Artificial microRNAs targeting Tau enable post-symptomatic functional recovery in aged tauopathy mice

Tauopathies are a group of neurodegenerative disorders, including Alzheimer's disease, frontotemporal dementia, and progressive supranuclear palsy, characterized by the pathological accumulation of tau protein. While tau reduction has emerged as a promising disease-modifying strategy, most preclinical studies have focused on preventive approaches, and the therapeutic potential after clinical onset remains largely unexplored. This limitation is critical, as patients are typically diagnosed after symptoms emerge. Furthermore, global tau suppression may disrupt physiological tau functions and lead to adverse effects, underscoring the need for targeted interventions. RNA-based therapies, particularly microRNA (miRNA)-mediated silencing, offer high specificity, versatility, and sustained target knockdown. Here, we developed artificial microRNAs (Tau-miRNAs) designed for site-directed expression to selectively reduce tau levels in vulnerable brain regions, thereby minimizing off-target effects. We tested the efficacy of Tau-miRNAs in a tauopathy mouse model at advanced disease stages, delivering them into the prefrontal cortex after cognitive and electrophysiological deficits had developed.
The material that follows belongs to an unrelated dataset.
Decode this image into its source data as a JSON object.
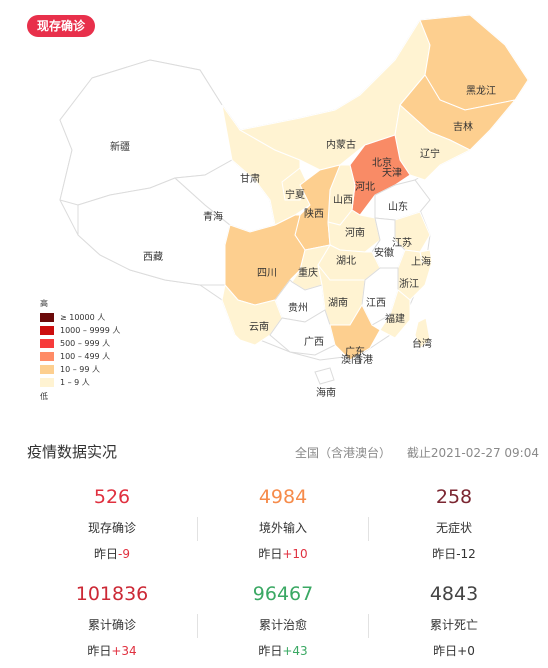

This post-symptomatic intervention led to long-term improvements in memory, restoration of neuronal firing properties, and reduced pathological tau at synapses. Our findings highlight the therapeutic potential of spatially targeted RNA-based tau-lowering strategies for late-stage intervention in tauopathies, addressing a critical unmet need in the treatment of these devastating disorders.